Most of us know the story of “The Fox and the Grapes” (not to be confused with the thinly veiled racism metaphor The Fox and the Hound.) If you don’t, shame on the sparse environment you were raised in and read it here. And if you’re too lazy to read even that, I can sum it up for you first-grade-primer style:
Fox sees grapes on tree.
Fox jumps up for grapes on tree.
Fox says “Fuck the grapes. They’re probably nasty.”
Fox walks away.
First graders these days are saying “fuck,” right? I digress. The moral of this fable is that it’s easy to disdain what’s hard to reach. It’s where the term “sour grapes” comes from.

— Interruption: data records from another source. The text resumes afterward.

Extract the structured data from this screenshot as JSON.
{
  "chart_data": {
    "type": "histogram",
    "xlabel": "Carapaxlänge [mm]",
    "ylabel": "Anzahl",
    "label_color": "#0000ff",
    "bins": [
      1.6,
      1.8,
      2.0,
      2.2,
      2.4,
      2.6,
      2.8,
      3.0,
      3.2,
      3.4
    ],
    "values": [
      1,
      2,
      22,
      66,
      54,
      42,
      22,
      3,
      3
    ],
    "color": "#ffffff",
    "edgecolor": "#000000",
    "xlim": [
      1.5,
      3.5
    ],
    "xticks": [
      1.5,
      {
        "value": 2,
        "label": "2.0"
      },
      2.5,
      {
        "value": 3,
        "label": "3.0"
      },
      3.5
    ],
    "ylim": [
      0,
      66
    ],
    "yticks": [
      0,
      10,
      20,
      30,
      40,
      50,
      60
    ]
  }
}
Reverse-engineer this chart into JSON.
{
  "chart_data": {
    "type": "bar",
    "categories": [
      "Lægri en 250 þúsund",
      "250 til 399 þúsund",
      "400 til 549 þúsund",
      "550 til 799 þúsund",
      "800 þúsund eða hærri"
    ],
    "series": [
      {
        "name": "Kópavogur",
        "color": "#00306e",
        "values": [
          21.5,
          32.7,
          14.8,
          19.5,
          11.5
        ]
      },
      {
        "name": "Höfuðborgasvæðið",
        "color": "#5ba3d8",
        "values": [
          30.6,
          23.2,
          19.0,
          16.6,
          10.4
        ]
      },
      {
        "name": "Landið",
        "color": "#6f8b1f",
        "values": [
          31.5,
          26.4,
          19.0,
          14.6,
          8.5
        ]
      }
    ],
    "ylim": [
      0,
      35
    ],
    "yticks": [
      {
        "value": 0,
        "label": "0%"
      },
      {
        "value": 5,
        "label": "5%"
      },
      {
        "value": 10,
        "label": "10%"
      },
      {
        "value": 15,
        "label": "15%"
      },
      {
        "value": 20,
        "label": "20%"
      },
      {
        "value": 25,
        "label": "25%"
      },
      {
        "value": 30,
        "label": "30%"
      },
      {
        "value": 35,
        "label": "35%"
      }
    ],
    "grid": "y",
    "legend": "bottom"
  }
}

However, if there’s anything we’ve learned together on our magical journey through this blog, it’s that the stories we accept with the fewest questions are the ones that we should question most. While the most accepted interpretation of the story is the fox rejecting the grapes out of pride and lack of ambition, another perspective to take would be this: It is often more wise to disdain the unreachable than it is to try to reach them.
A story many middle class Americans are raised on is “The Rudy Effect,” the belief that trying your darndest is enough to lead you to success. No. Just, no. As the wise and powerful Yoda said, “Do or do not. There is no try.” You either make it on the team or you don’t. Get the promotion or you don’t. Get the girl/guy/it or don’t. The underdog is not always so glorious a position – not without a helluva lot of hard work (and a sprinkle of luck). If a goal you’ve set is realistically unreachable and will only cause you pain and detriment in the pursuit of it, then let it go, let it go…
Dammit, Disney. Damn you to hell.
Sour grapes can be turned to wine. But only from the branches you can actually reach.